Villa Ottelio Savorgnan sul fiume Stella ad Ariis di Rivignano

locutori a vanvera

vanveraVi è un acronimo tratto dalle scienze logistiche: L.I.F.O., cioè Last In First Out, che dice in sintesi un comportamento colloquiale di non pochi, quelli che ascoltano e credono sempre all’ultimo che gli parla, cambiando opinione di volta in volta. Se ti capita di incontrarli, cerca di essere l’ultimo a parlargli, in vista di una decisione, perché se ti capita di essere il penultimo, chi ti seguirà, anche se sostiene una tesi infondata, rischia di aver ragione da parte dell’interlocutore. E a volte guai se questo interlocutore è anche un “decisore”.

Un altro genere di persone, spesso anziane, è quella di coloro che parlano per sentito dire, perché “l’ha detto la televisione”, o nascondendosi dietro un “dicono”, “ho sentito che…”, e non sentono ragioni se gli spieghi che credono in fandonie o pure invenzioni, anche se magari tu sei un esperto del tema in questione. Qui vale il toscanismo cinquecentesco del “parlare a vanvera”.

Un terzo genere di persone è quello che parla perché l’ha sentito da qualcuno di autorevole, un divulgatore, un docente, un guru di qualcosa, e allora, non possedendo personalmente una cultura sistematica e strutturata, costituisce la tesi creduta come assoluta e riferimento centrale della propria conoscenza. Capita spesso a discenti di tutte le età. Faccio un esempio: se uno fa un corso di archeologia antica, magari del periodo paleocristiano con un professore agnostico, imparerà forse che Gesù di Nazaret, così come viene presentato dalla tradizione evangelica, non è (potrebbe non essere) mai esistito, perché non ci sono prove storico-documentali e archeologiche che lo attestino. In questo caso una tesi archeologica prevale su tutta l’immensa storia dell’Occidente da duemila anni, che sono, in qualche modo, una grande chiosa alla presenza di questo ingombrante personaggio galileo. Duemila anni di storia vanificati da un archeologo! Ma dai. A quasi nulla vale dirgli che per parlare di Gesù (detto il Cristo) o anche semplicemente del galileo figlio di Josef e Mariam, occorre interpellare una dozzina di scienze che operano interdisciplinarmente: l’archeologia, appunto, ma anche l’esegesi biblica, la critica testuale, la sociologia e il diritto giudaici, la letteratura paolina, la storia romana, scrittori come Giuseppe Flavio, Svetonio, Tacito, Plinio il Vecchio, Filone e Clemente Alessandrino, etc., e poi la Patrologia apostolica e apologetica (Policarpo di Smirne e Ignazio di Antiochia, Giustino, Taziano e Ireneo, Origene e Girolamo, Agostino e Basilio di Cesarea, i due Gregorio di Nazianzo e di Nissa, Teodoro di Mopsuestia e Giovanni Crisostomo, Apollinare di Laodicea, Nestorio ed Eutiche, per tacer degli altri), e molto altro… e che bisogna essere un po’ ferrati in ciascuna di queste discipline per parlare del rabbi nazareno.
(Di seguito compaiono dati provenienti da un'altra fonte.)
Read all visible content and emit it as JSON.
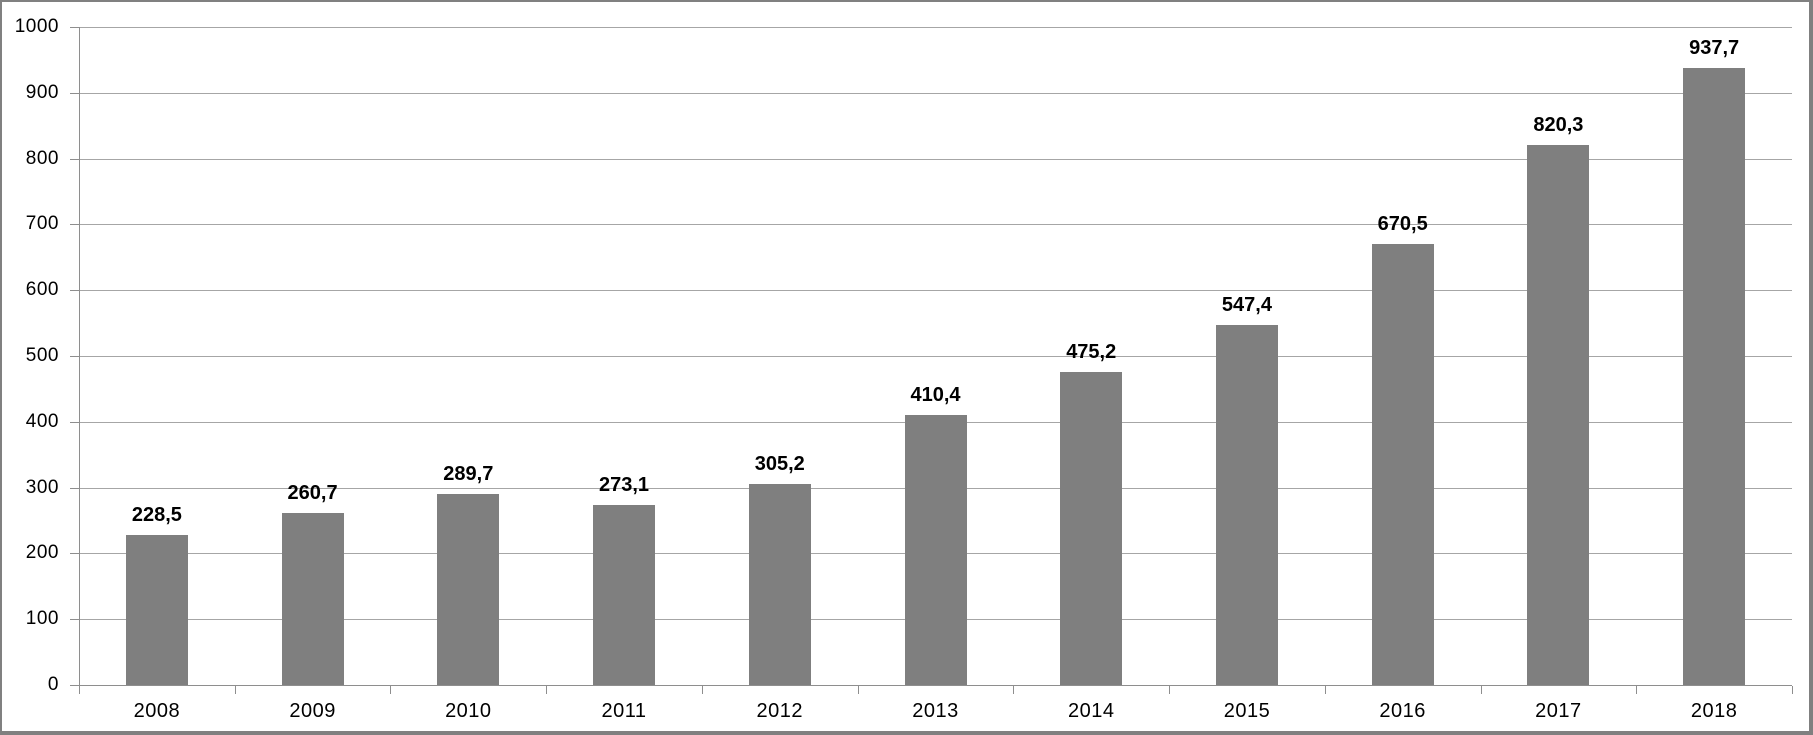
{
  "chart_data": {
    "type": "bar",
    "title": "",
    "xlabel": "",
    "ylabel": "",
    "categories": [
      "2008",
      "2009",
      "2010",
      "2011",
      "2012",
      "2013",
      "2014",
      "2015",
      "2016",
      "2017",
      "2018"
    ],
    "values": [
      228.5,
      260.7,
      289.7,
      273.1,
      305.2,
      410.4,
      475.2,
      547.4,
      670.5,
      820.3,
      937.7
    ],
    "value_labels": [
      "228,5",
      "260,7",
      "289,7",
      "273,1",
      "305,2",
      "410,4",
      "475,2",
      "547,4",
      "670,5",
      "820,3",
      "937,7"
    ],
    "ylim": [
      0,
      1000
    ],
    "ytick_step": 100,
    "ytick_labels": [
      "0",
      "100",
      "200",
      "300",
      "400",
      "500",
      "600",
      "700",
      "800",
      "900",
      "1000"
    ],
    "grid": true,
    "legend": "none",
    "colors": {
      "bar": "#7f7f7f",
      "gridline": "#a6a6a6",
      "axis": "#8e8e8e",
      "text": "#000000",
      "frame_border": "#808080",
      "background": "#ffffff"
    }
  }
}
Un quarto genere di persone è convinto che la cultura scientifica sia nata con Galileo o addirittura con gli illuministi, concependo la scienza solo come sapere sulla matematica e sulla natura: ad esempio, per costoro le dottrine evoluzionistiche partono indefettibilmente da Lamarck e Darwin, ma ignorano che il primo grande teorico evoluzionista è stato il filosofo Eraclito di Samo, attivo duemila e quattrocento anni prima degli scienziati ottocenteschi citati. Bisogna spiegare a costoro che è scienza ogni sapere strutturato e metodico sull’uomo e sulla natura, e che sono scienziati, sia i biologi, sia i filologi!

Tutte queste persone solitamente non hanno una cultura di base fondata e strutturata su un “albero della conoscenza” sufficientemente ampio, e quindi tendono a parlare estrapolando conoscenze parziali senza saperle/ poterle collocare in un contesto epistemologico serio. Di solito si entusiasmano per Superquark, rischiando di avere una qualche attenzione anche per Voyager et similia, cioè dell’abominio della desolazione della divulgazione pseudo-scientifica italiana.

Per tutti questi costoro invoco il detto del grande, saggio e umile Ludwig Wittgenstein “di ciò che non si sa (o si sa solo un pochino, ndr) si taccia“.